Berita

Upacara Bendera 17-an Bulan September 2013 Di Lanud Sjamsudin Noor

Dibaca: 1 Oleh 17 Sep 2013Tidak ada komentar
Museum Pusat TNI Angkatan Udara Dirgantara Mandala
#TNIAU 

Komandan Lanud Sjamsudin Noor Letkol Pnb Esron S.B. Sinaga, S.Sos., memimpin langsung pelaksanaan Upacara Bendera 17-an di bulan September 2013 di Lapangan Apel Lanud SAM, Selasa (17/9). Upacara yang dilaksanakan tersebut diikuti oleh para Kadis Lanud SAM, Dansatpom Lanud SAM, para Perwira, Bintara dan Tamtama serta PNS Lanud SAM.

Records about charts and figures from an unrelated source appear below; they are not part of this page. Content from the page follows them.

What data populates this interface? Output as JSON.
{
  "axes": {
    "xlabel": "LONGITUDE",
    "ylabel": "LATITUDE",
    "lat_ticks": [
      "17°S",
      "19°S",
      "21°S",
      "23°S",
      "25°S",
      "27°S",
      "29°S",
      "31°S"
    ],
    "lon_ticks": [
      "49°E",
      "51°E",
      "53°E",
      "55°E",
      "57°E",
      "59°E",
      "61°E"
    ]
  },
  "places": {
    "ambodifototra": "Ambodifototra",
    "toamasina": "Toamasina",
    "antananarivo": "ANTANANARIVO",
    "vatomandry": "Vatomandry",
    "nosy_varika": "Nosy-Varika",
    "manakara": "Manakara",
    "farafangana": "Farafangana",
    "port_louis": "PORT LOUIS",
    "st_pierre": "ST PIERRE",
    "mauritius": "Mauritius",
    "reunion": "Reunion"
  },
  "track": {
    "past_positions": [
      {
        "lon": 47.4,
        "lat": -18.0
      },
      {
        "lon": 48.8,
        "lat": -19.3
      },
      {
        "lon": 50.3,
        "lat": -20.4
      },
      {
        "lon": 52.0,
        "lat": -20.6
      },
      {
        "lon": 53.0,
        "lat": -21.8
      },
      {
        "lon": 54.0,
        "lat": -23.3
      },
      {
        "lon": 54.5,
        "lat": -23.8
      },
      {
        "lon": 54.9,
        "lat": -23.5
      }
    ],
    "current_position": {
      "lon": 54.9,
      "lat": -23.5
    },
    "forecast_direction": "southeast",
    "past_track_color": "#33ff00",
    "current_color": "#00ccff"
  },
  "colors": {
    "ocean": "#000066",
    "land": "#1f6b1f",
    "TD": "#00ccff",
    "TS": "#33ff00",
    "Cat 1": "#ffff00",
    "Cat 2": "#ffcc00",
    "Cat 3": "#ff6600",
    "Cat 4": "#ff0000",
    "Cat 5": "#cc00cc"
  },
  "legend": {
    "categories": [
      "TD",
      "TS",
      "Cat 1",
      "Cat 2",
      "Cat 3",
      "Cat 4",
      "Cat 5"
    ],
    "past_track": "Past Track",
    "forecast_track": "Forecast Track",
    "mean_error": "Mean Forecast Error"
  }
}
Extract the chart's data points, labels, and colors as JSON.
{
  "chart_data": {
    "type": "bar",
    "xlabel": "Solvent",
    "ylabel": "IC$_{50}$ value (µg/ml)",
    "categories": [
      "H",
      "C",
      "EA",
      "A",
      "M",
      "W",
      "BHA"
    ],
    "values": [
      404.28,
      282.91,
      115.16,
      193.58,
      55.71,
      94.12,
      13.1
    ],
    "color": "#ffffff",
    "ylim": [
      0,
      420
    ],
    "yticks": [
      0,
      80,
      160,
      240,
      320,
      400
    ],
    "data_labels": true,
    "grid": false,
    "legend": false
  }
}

Komandan Lanud Sjamsudin Noor membacakan amanat Pangkoopsau II Marsekal Muda TNI Agus Supriatna. Dalam amanatnya dikatakan bahwa menyikapi dinamika perkembangan situasi keamanan nasional pada kondisi tertib sipil, dalam kaitan penanganan konflik sosial, tugas perbantuan TNI kepada POLRI telah diatur sesuai dengan peraturan dan perundang-undangan yang berlaku. Untuk itu gunakan Inpers nomor 2 tahun 2013 serta sinkronkan dengan kesepakatan bersama-MOU TNI-POLRI tahun 2013 dalam penanganan konflik sosial sehingga tidak ada keraguan dan hambatan dalam pelaksanaan tugas. “Kembangkan fungsi dan peran Leadership khususnya para perwira agar mampu membawa seluruh anggotanya menuju kebenaran, kecermatan dan ketepatan dalam pelaksanaan tugas-tugas satuan” , tegas Pangkoopsau II.

Baca juga:  147 Anggota Lanud Halim P. Naik Pangkat Setingkat Lebih Tinggi

Guna optimalisasi pelaksanaan tugas-tugas ke depan dan pedoman dalam setiap pelaksanaan tugas, Pangkoopsau II memberikan atensi dan harapan sebagai berikut ;

Pertama, bentengi diri dan keluarga melalui peningkatan keimanan dan ketaqwaan kepada Tuhan YME sebagai landasan moral dalam setiap pelaksanaan tugas.

Kedua, laksanakan tugas dan fungsi sesuai kewenangannya secara optimal, yang berlandaskan pada moralitas, dedikasi dan ketulusan hati dalam bekerja serta tanggung jawab yang tinggi.

Ketiga, bagi para Komandan satuan agar megedepankan kepemimpinan lapangan yang penuh simpati dan keteladanan dengan senantiasa hadir di tengah-tengah anggota dan lingkungan satuan.

Keempat, bangun komunikasi dan kerjasama dengan Pemerintah Daerah, Polri dan komponen masyarakat lainnya pada setiap pelaksanaan tugas, guna mewujudkan daerah serta masyarakat yang aman dan sejahtera.

Kelima, cermati dan sikapi setiap perkembangan lingkungan yang terjadi di sekitarnya dengan arif dan hati-hati, khususnya yang berkaitan dengan nilai-nilai kearifan lokal dan adat istiadat setempat agar terhindar dari mispersepsi maupun salah paham dalam memberikan komentar sehingga kontra produktif dengan tujuan semula.